Perhaps the most notable update to the guidelines is on synthetic or manipulated media that shows realistic scenes. TikTok will now require creators to clearly label any content created or modified by AI technology to avoid any confusion between fact and fiction. It will also not allow synthetic media of public figures if the content is used for endorsement, violates any other policy, or could mislead people about real-world events. The new guidelines around AI go beyond TikTok's current policy that only prohibits synthetic or manipulated media that misleads users by distorting the truth of events and causes significant harm to the subject of the video, or to other people or the society.

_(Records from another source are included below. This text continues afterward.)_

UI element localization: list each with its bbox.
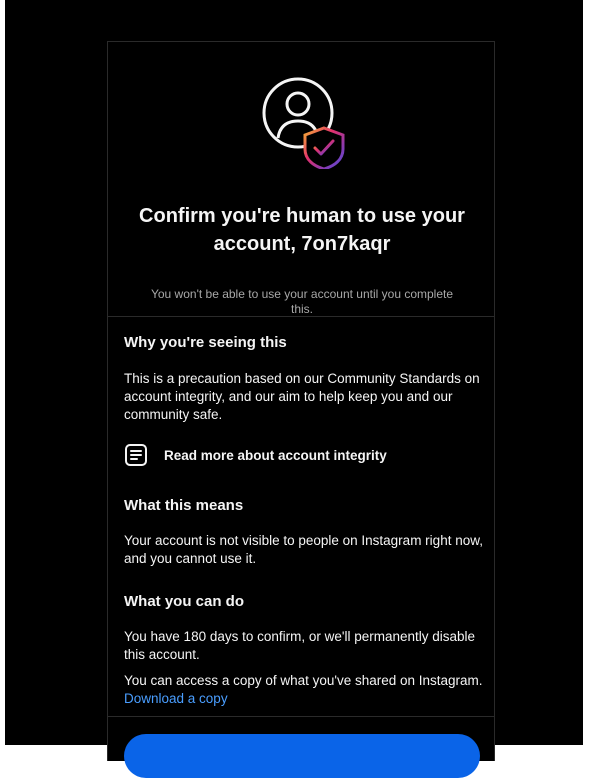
continue-button[interactable] xyxy=(124,734,480,778)
document-icon xyxy=(125,444,147,466)
page-subtitle: You won't be able to use your account un… xyxy=(150,287,454,316)
means-body: Your account is not visible to people on… xyxy=(124,533,483,566)
can-do-heading: What you can do xyxy=(124,593,244,610)
copy-text: You can access a copy of what you've sha… xyxy=(124,672,486,708)
user-shield-icon xyxy=(262,77,345,169)
can-do-body: You have 180 days to confirm, or we'll p… xyxy=(124,629,476,662)
account-integrity-link[interactable]: Read more about account integrity xyxy=(124,442,387,468)
divider xyxy=(108,716,494,717)
confirm-human-card: Confirm you're human to use your account… xyxy=(107,41,495,778)
page-background: Confirm you're human to use your account… xyxy=(5,0,583,778)
divider xyxy=(108,316,494,317)
account-integrity-link-label: Read more about account integrity xyxy=(164,447,387,463)
why-body: This is a precaution based on our Commun… xyxy=(124,371,480,422)
why-heading: Why you're seeing this xyxy=(124,334,287,351)
copy-text-label: You can access a copy of what you've sha… xyxy=(124,673,483,688)
download-copy-link[interactable]: Download a copy xyxy=(124,691,228,706)
means-heading: What this means xyxy=(124,497,244,514)
page-title: Confirm you're human to use your account… xyxy=(139,205,465,255)
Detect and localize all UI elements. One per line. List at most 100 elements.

TikTok has also added a new section for addressing climate change misinformation, prohibiting content that undermines well-established scientific consensus. There's also changes to the company's existing policies, including adding more detail on its approach to government, politician, and political party accounts. It treats content from these accounts the same as any other account, but it has different content-level enforcement for these accounts. The company also has a new section that explains age restrictions for young users. Access to overly mature content will be limited only to adults that are 18 years or older.

There's also a more in-depth explanation of the the type of content that is limited, such as content that features significant body exposure, seductive performances, sexualized posing, allusions to sexual activity by adults, human and animal blood, excessive consumption of alcohol and tobacco by adults, activities that could lead to physical harm, and cosmetic surgery that does not come with risk warnings. The guidelines include a brief section of each rule explaining what it allows and doesn't allow, along with the justifications.

The new guidelines are important for TikTok as a response to increased scrutiny among governments and private companies across the globe. The app has already been banned on government devices in multiple countries, including the U.S., the U.K., New Zealand, and Canada and recently, even for employees working for the BBC.

Although it did not address the ban directly, TikTok says that it wants to offer more transparency about its rules and how it enforces them. The new guidelines will take effect on April 21, 2023 and the company says it will provide additional training to moderators to help enforce these updated rules when they start rolling out.